The industry needs your help.  Attorneys, platform operators, entrepreneurs, angel investors and VC friends- we could especially use your input.  This first draft was not done by lawyers so tell us what we got wrong.  Together let’s develop a new security the entire equity crowdfunding ecosystem is proud of.  Let’s develop a Crowd Note which appeals to investors, entrepreneurs and VCs alike.  You can review and comment on the note here and we will publicly recognize contributors when we release the final version.
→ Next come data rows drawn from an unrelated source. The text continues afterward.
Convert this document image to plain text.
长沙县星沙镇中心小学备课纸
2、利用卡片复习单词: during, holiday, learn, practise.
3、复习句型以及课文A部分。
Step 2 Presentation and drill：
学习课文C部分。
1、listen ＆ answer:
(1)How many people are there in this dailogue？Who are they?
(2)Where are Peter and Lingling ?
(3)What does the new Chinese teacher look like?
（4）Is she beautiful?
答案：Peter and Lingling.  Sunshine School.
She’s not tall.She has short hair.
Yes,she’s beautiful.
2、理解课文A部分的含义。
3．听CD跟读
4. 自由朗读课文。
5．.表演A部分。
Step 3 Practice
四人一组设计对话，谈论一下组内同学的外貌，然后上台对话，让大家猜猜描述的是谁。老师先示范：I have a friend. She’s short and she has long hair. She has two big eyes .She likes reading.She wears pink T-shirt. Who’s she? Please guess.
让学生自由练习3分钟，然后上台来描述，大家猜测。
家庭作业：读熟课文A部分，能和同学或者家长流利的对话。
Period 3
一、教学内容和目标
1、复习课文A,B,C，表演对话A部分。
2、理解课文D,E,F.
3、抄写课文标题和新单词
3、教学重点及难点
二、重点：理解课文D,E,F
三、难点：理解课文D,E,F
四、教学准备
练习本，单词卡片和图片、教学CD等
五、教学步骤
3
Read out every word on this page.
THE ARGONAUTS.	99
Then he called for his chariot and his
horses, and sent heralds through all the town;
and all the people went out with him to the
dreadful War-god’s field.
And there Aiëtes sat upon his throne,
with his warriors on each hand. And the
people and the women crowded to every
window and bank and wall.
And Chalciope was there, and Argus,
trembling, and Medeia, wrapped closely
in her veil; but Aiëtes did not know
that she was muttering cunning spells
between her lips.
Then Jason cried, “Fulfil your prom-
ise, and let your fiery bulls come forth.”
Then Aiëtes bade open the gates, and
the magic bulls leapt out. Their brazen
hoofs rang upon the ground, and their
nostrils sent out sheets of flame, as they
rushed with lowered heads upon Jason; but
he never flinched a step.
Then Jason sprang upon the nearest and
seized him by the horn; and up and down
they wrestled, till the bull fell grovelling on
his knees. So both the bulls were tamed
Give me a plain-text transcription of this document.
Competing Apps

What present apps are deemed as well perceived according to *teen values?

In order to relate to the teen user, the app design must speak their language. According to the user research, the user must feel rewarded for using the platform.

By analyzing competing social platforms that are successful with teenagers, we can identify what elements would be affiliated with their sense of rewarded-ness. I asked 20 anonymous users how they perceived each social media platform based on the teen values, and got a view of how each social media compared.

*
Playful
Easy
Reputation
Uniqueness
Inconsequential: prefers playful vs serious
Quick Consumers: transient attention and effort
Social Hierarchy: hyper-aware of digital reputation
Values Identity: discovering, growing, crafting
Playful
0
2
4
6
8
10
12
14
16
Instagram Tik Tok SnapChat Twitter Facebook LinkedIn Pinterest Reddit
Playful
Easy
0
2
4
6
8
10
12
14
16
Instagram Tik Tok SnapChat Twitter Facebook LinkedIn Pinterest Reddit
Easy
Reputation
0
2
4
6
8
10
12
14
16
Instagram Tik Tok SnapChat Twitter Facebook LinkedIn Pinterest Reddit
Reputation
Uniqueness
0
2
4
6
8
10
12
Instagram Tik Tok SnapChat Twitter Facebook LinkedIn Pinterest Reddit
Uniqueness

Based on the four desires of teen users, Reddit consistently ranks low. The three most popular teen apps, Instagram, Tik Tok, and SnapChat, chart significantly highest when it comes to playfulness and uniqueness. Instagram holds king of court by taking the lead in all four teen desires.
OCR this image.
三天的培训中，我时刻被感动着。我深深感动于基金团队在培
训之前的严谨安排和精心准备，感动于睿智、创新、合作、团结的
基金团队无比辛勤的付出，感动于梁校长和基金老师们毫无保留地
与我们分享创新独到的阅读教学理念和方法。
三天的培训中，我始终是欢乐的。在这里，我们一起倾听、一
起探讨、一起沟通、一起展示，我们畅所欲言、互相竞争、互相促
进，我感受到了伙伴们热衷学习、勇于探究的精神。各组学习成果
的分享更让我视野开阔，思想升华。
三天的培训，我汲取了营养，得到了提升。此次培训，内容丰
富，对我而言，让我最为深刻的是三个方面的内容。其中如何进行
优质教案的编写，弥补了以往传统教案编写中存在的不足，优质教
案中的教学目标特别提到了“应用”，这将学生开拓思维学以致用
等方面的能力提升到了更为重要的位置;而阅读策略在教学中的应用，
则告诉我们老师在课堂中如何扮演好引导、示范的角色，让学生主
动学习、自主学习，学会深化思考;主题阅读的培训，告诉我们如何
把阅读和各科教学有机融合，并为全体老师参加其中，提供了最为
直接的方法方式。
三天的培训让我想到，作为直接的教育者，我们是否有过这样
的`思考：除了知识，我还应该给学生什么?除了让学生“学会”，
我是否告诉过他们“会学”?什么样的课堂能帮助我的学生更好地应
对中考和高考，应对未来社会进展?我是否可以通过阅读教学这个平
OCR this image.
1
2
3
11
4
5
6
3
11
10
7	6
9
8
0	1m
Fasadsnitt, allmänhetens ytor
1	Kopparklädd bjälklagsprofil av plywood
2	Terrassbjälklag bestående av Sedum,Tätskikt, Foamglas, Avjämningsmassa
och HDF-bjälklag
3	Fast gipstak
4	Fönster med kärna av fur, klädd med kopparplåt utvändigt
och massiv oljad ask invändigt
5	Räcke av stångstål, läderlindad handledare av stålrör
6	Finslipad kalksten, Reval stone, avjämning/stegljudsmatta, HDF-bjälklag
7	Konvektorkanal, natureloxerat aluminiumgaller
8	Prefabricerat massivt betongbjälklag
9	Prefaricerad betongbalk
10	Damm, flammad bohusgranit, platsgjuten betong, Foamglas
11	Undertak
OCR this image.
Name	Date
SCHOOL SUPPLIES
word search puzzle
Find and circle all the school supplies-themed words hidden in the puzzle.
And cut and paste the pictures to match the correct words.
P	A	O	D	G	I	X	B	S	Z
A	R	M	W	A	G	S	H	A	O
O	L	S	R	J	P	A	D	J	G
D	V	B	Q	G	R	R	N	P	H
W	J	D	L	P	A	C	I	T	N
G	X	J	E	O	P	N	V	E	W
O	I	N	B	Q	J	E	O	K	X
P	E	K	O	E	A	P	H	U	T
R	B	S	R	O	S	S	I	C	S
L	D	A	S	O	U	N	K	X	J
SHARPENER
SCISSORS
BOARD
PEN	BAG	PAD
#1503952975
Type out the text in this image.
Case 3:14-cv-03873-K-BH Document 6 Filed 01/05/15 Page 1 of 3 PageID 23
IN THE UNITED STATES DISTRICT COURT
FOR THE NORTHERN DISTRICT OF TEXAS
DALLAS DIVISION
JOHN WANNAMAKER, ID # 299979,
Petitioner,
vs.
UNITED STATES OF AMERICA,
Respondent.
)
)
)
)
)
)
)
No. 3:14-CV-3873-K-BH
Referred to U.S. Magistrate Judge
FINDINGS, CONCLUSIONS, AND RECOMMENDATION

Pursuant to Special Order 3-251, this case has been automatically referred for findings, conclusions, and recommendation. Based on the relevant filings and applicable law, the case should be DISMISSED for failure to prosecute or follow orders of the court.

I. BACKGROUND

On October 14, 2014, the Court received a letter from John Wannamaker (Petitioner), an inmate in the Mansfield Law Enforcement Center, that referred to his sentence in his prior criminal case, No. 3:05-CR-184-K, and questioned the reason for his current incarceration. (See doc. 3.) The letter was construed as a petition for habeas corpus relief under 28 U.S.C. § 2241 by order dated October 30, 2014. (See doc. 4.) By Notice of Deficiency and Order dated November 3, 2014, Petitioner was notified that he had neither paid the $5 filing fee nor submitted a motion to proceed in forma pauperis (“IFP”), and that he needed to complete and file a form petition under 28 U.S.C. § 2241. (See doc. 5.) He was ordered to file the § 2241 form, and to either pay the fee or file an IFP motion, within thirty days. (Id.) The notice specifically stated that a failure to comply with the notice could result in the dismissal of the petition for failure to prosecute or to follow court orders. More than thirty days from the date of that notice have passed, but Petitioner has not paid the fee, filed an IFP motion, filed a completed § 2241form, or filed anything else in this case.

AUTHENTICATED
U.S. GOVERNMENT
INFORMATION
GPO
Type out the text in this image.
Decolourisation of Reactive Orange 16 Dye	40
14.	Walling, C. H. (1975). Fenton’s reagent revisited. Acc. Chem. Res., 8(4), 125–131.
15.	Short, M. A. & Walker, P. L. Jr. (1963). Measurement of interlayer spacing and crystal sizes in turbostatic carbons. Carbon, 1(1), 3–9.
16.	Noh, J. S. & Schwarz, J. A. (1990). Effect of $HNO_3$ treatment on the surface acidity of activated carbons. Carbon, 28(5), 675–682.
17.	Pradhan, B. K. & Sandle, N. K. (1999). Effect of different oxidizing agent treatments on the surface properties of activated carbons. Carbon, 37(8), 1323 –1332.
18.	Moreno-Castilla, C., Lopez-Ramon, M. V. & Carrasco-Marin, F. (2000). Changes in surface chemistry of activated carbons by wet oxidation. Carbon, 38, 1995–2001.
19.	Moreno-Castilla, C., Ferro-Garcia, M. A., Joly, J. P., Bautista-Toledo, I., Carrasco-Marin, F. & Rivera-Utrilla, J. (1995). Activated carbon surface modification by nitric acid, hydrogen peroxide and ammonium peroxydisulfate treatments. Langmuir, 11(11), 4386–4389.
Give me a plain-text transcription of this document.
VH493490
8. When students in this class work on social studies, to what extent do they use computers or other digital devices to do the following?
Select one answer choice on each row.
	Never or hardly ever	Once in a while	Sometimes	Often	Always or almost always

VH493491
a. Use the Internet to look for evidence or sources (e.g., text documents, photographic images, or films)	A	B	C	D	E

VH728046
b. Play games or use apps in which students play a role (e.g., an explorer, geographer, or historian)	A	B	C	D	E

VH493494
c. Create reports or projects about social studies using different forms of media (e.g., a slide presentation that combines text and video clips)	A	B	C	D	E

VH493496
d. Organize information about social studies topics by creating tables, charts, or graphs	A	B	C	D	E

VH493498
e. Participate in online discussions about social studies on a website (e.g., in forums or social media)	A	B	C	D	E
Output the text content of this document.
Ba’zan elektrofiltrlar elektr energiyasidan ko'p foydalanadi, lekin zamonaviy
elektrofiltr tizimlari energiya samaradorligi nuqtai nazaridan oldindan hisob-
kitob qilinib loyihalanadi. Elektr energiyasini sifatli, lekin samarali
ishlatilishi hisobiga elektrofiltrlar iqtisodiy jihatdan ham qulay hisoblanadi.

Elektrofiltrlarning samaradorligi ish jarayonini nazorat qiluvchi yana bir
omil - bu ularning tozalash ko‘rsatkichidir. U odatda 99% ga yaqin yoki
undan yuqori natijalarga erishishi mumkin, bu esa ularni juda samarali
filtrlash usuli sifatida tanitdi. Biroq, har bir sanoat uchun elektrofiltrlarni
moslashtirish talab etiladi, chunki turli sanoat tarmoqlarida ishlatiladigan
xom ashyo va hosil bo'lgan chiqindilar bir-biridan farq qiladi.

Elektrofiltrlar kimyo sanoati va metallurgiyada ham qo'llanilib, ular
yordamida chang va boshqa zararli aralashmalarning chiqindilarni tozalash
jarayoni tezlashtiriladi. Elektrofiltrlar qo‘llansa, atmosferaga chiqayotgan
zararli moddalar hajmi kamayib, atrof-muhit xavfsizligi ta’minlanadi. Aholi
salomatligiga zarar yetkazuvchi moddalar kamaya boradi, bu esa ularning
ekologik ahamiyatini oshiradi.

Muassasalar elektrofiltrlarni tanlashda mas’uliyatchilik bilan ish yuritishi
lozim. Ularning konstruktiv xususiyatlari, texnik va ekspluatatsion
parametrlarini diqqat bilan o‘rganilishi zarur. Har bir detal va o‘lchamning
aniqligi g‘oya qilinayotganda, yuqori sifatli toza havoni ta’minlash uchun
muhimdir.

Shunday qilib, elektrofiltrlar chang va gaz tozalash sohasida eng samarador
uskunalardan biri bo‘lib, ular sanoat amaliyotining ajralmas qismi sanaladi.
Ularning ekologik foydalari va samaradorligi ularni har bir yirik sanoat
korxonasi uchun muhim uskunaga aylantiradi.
Let’s make crowdfunding great again,

Ryan

  • Any advice on setting up a crowdfund for our startup at SaveNaturefree local kiosk’s global group? I think sometimes it’s about knowing what can go viral, and what is unlikely to do so.

  • Adam Pressman

    All of these machinations are irrelevant if the fundraising venture creates a revenue royalty security (a dime on every dollar sold for instance) structured as a debt instrument. It’s done all the time with mines, oil wells, ships, etc. No equity, no dilution, no hassles from crowds of investors. Also, investors are at the top of the cap table and get paid on profit rather than have to await profits. We offer an assured royalty program where the investors get repaid even if the venture fails to provide revenue. It’s a good program for the entrepreneur and the investor.

  • M. Channing

    I was hoping SeedInvest would weigh in to educate crowdfunding followers, investors, entrepreneurs the similarities or differences between SeedInvest’s crowdnote and Republic’so crowdsafe, but I got impatient and found an earlier writeup here on Crowdfundinsider from June regarding Republic. It is worth reading.
    https://www.crowdfundinsider.com/2016/06/87034-republic-adds-creates-crowd-safe-investing-vehicle-for-reg-cf-issuers/

  • M. Channing

    Thank you Ryan for looking out for investors and business owners alike. I think Pete Hartman makes a good point (thank you for researching other intermediaries) that the tool Crowd Note that Ryan is requesting feedback from readers, is similar to Republic’s CrowdSafe (https://republic.co/crowdsafe), if I’m not mistaken.

  • Pete Hartman

    Ryan – I’m still learning about Title III and how it affects me as an investor. Can you explain the difference between SeedInvest’s Crowd Note vs. Republic’s CrowdSafe https://republic.co/crowdsafe ? As a novice investor, there does not seem to be much of a difference. Thanks. PH

  • Samuel S. Guzik

    Thanks to Ryan Feit and SeedInvest for taking this “crowdsourcing” initiative – and thanks to Crowdfund Insider for giving this the prominence it deserves. For this market to work, it must work for all stakeholders. A convertible note can provide important protections to investors from dilutive follow on rounds – and should be encouraged and improved, as SeedInvets is intending to do.

    • Thanks Sam that means a lot to us. We couldn’t agree more that this instrument, along with equity crowdfunding more generally, will only work if we properly look out for both entrepreneurs and investors.